With Monday's massive volcano eruption in Alaska likely to leave Anchorage and Gov. Sarah Palin's hometown covered in ash, a Democratic strategist sends over the reminder that just a month and a half ago, another up-and-coming Republican star, Gov. Bobby Jindal, mocked the very notion of volcano monitoring.
Speaking in the non-State of the Union rebuttal, the Louisiana Republican said that instead of spending $140 million "for something called 'volcano monitoring,'" Congress "should be monitoring is the eruption of spending in Washington, D.C."
It was a comment not well received among geological experts and one that now seems to pit Jindal against Palin on a minor but important spending provision.

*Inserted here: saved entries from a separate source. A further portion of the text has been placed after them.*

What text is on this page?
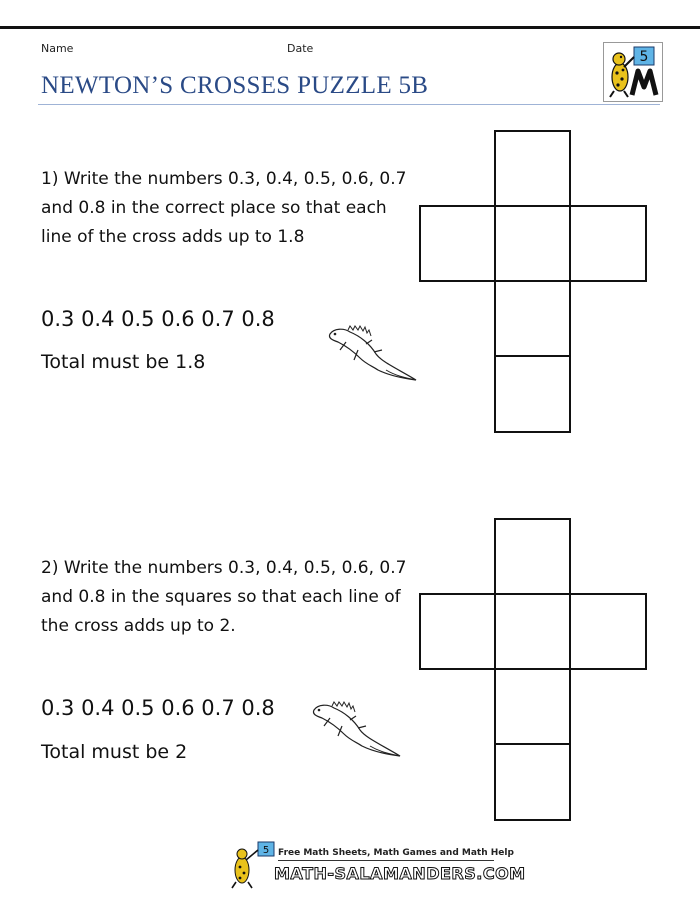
Name	Date
NEWTON’S CROSSES PUZZLE 5B
5
1) Write the numbers 0.3, 0.4, 0.5, 0.6, 0.7 and 0.8 in the correct place so that each line of the cross adds up to 1.8
0.3 0.4 0.5 0.6 0.7 0.8
Total must be 1.8
2) Write the numbers 0.3, 0.4, 0.5, 0.6, 0.7 and 0.8 in the squares so that each line of the cross adds up to 2.
0.3 0.4 0.5 0.6 0.7 0.8
Total must be 2
5 Free Math Sheets, Math Games and Math Help
MATH-SALAMANDERS.COM
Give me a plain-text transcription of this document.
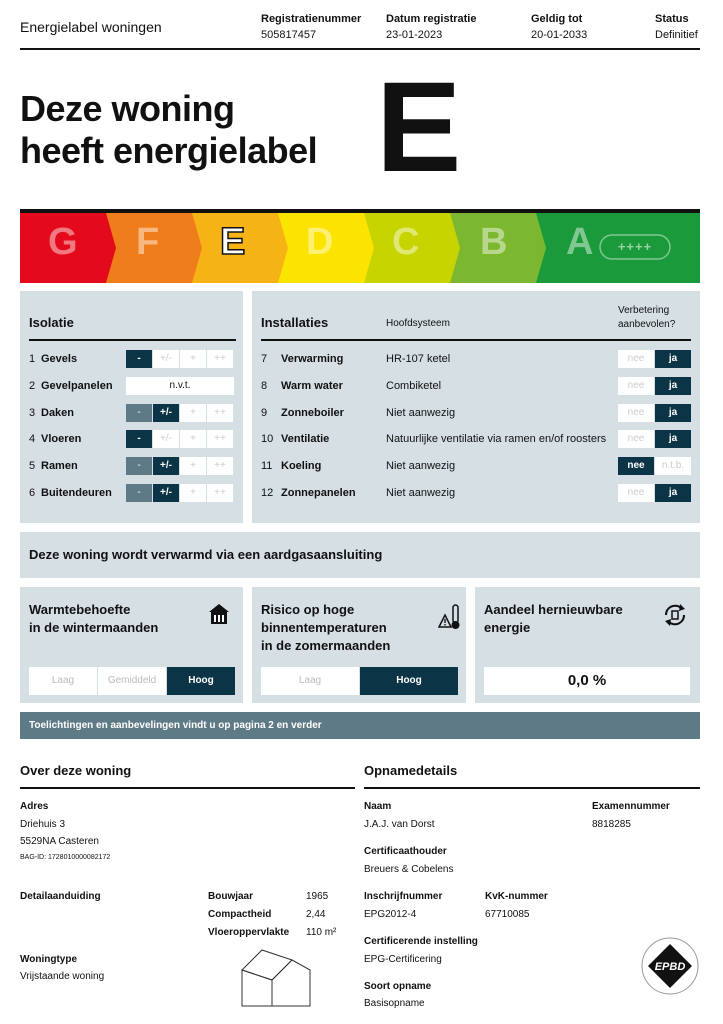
Energielabel woningen	Registratienummer
505817457
Datum registratie
23-01-2023
Geldig tot
20-01-2033
Status
Definitief
Deze woning
heeft energielabel E
G F E D C B A	++++
Isolatie
1 Gevels	-	+/-	+	++
2 Gevelpanelen	n.v.t.
3 Daken	-	+/-	+	++
4 Vloeren	-	+/-	+	++
5 Ramen	-	+/-	+	++
6 Buitendeuren	-	+/-	+	++
Installaties	Hoofdsysteem
Verbetering
aanbevolen?
7 Verwarming	HR-107 ketel	nee	ja
8 Warm water	Combiketel	nee	ja
9 Zonneboiler	Niet aanwezig	nee	ja
10 Ventilatie	Natuurlijke ventilatie via ramen en/of roosters	nee	ja
11 Koeling	Niet aanwezig	nee	n.t.b.
12 Zonnepanelen	Niet aanwezig	nee	ja
Deze woning wordt verwarmd via een aardgasaansluiting
Warmtebehoefte
in de wintermaanden
Laag	Gemiddeld	Hoog
Risico op hoge
binnentemperaturen
in de zomermaanden
Laag	Hoog
Aandeel hernieuwbare
energie
0,0 %
Toelichtingen en aanbevelingen vindt u op pagina 2 en verder
Over deze woning
Adres
Driehuis 3
5529NA Casteren
BAG-ID: 1728010000082172
Detailaanduiding	Bouwjaar	1965
Compactheid	2,44
Vloeroppervlakte 110 m²
Woningtype
Vrijstaande woning
Opnamedetails
Naam
J.A.J. van Dorst
Examennummer
8818285
Certificaathouder
Breuers & Cobelens
Inschrijfnummer
EPG2012-4
KvK-nummer
67710085
Certificerende instelling
EPG-Certificering
Soort opname
Basisopname
EPBD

Then and now, the U.S. Geological Survey, which will receive the stimulus money for volcano monitoring, had been keeping track of several active volcanoes across the Pacific Northwest, Hawaii and, of course, Alaska.
And the agency's efforts seemed to pay off. As early as February 6, indeed, residents of cities near Mt. Redoubt were preparing for a volcano eruption because of information gleaned from early monitoring systems. As reported by USA Today, taxicab drivers were replacing air filters more frequently and local citizens began purchasing dust masks and preparing to be stuck inside their homes for lengthy periods of time.
Many Alaskans took issue with Jindal's comment, the Anchorage Daily News reported. "Of course Alaskans want to know if a volcano is going to blow," a Palin press aide told the paper.
A call to Governor Jindal's office for comment was not returned.